Compravendita di auto con documenti falsi: 15 imputati. Coinvolti tre giuglianesi

Coinvolti titolari di concessionarie e agenzie di pratiche auto, tutti rinviati a giudizio. Per il pm avrebbero falsificato gli atti per intestare vetture ad ignare persone


NAPOLI – Con le accuse di falso materiale e falso ideologico commesso da pubblico ufficiale contestate a vario titolo 15 imputati rischiano il processo. Il pubblico ministero del Tribunale di Santa Maria Capua Vetere ha chiesto il rinvio a giudizio per 15 persone nell’ambito di un’inchiesta per la compravendita di autovetture sulla base di false documentazioni. Ieri si è tenuta l’udienza preliminare davanti al gip Minio che ha però rinviato la decisione.

Il rinvio a giudizio è stato chiesto per Eduardo Guaglione, 48 anni, di Giugliano; Maurizio Leone, 40 anni, di Castelvolturno; Fabio Cicatiello, 27 anni, di Soccavo; Biagio Trinchillo, 53 anni, di Giugliano; Antonio Musto, 43 anni, di Villa Literno; Giuseppe Ucciero, 62 anni, di Villa Literno; Giuseppe Diana, 38 anni, di Villa Literno; Orlando Saioni, 39 anni, di Civitavecchia; Stefano Mattaccini, 54 anni, di Roma; Giovanni Bertucce, 68 anni, di Verona; Daniela Reani, 53 anni, di Verona; Arturo Zippo, 39 anni, di San Cipriano d’Aversa; Pasquale Cirillo, 51 anni, di Villa di Briano; Giuseppe Nappo, 49 anni, di Giugliano; Maria Grazia Bertucce, 62 anni, di Verona.

I reati contestati sarebbero stati consumati quattro anni fa.
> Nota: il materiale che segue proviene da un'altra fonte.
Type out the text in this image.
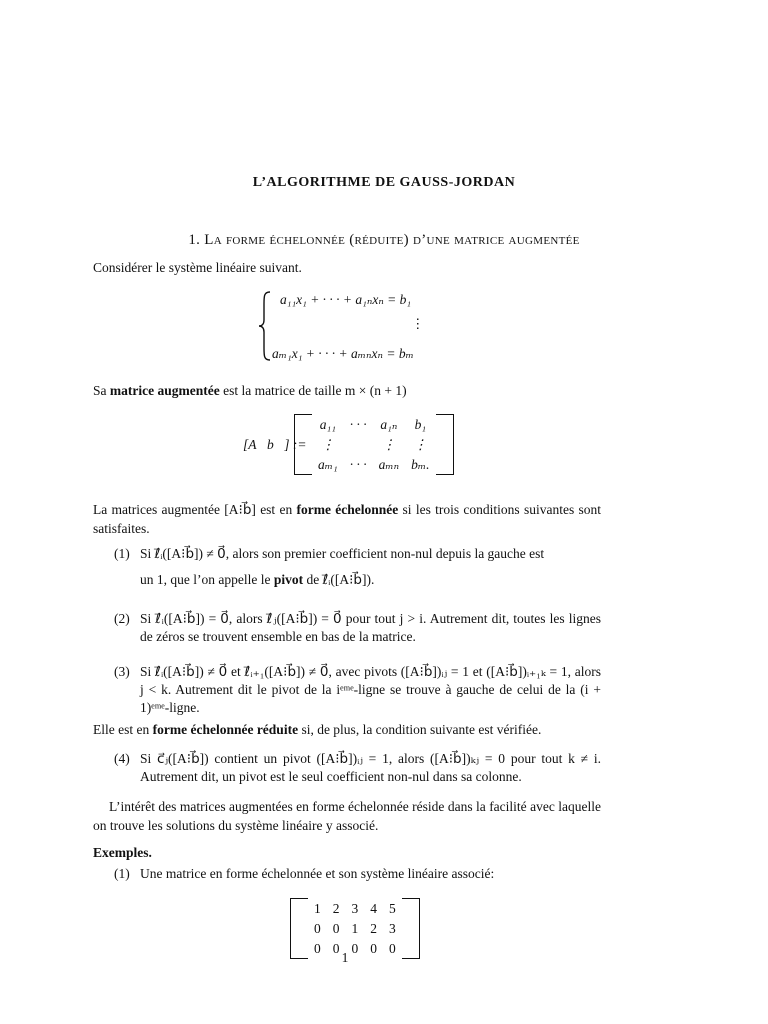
L’ALGORITHME DE GAUSS-JORDAN
1. La forme échelonnée (réduite) d’une matrice augmentée
Considérer le système linéaire suivant.
a₁₁x₁ + · · · + a₁ₙxₙ = b₁
⋮
aₘ₁x₁ + · · · + aₘₙxₙ = bₘ
Sa matrice augmentée est la matrice de taille m × (n + 1)
[A⁝b⃗] :=
	a₁₁	· · ·	a₁ₙ	b₁	
	⋮		⋮	⋮	
	aₘ₁	· · ·	aₘₙ	bₘ.	
La matrices augmentée [A⁝b⃗] est en forme échelonnée si les trois conditions suivantes sont satisfaites.
(1) Si ℓ⃗ᵢ([A⁝b⃗]) ≠ 0⃗, alors son premier coefficient non-nul depuis la gauche est
un 1, que l’on appelle le pivot de ℓ⃗ᵢ([A⁝b⃗]).
(2) Si ℓ⃗ᵢ([A⁝b⃗]) = 0⃗, alors ℓ⃗ⱼ([A⁝b⃗]) = 0⃗ pour tout j > i. Autrement dit, toutes les lignes de zéros se trouvent ensemble en bas de la matrice.
(3) Si ℓ⃗ᵢ([A⁝b⃗]) ≠ 0⃗ et ℓ⃗ᵢ₊₁([A⁝b⃗]) ≠ 0⃗, avec pivots ([A⁝b⃗])ᵢⱼ = 1 et ([A⁝b⃗])ᵢ₊₁ₖ = 1, alors j < k. Autrement dit le pivot de la iᵉᵐᵉ-ligne se trouve à gauche de celui de la (i + 1)ᵉᵐᵉ-ligne.
Elle est en forme échelonnée réduite si, de plus, la condition suivante est vérifiée.
(4) Si c⃗ⱼ([A⁝b⃗]) contient un pivot ([A⁝b⃗])ᵢⱼ = 1, alors ([A⁝b⃗])ₖⱼ = 0 pour tout k ≠ i. Autrement dit, un pivot est le seul coefficient non-nul dans sa colonne.
L’intérêt des matrices augmentées en forme échelonnée réside dans la facilité avec laquelle on trouve les solutions du système linéaire y associé.
Exemples.
(1) Une matrice en forme échelonnée et son système linéaire associé:
	1	2	3	4	5	
	0	0	1	2	3	
	0	0	0	0	0	
1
Al centro dell’inchiesta ci sono alcune pratiche di passaggi di proprietà di autovetture che sarebbero avvenute, stando al pm, all’insaputa degli acquirenti mancando mandato e delega da parte del beneficiario dell’atto di vendita. Una pratica, quella contestata, che traeva in errore la Motorizzazione civile di Napoli che rilasciava la relativa certificazione. Coinvolti Trinchillo, titolare di un’agenzia pratiche auto a Giugliano, Giuseppe Diana, titolare di un’altra agenzia di pratiche auto e Antonio Musto, quale collaboratore di un concessionario, e Nappo, titolare di un’altra agenzia di pratiche auto con sede a Giugliano. Le vendite qualificate come fittizie avrebbero poi provocato una serie di disguidi e problemi per l’intestatario della vettura sollevando da una serie di oneri a carico delle persone coinvolte nella contestata illecita pratica. Il caso di falso ideologico commesso da pubblico ufficiale viene contestata a Trinchillo in relazione alle pratiche di passaggio di proprietà. Una persona che pure era coinvolta nelle fasi iniziali delle indagini è poi deceduta.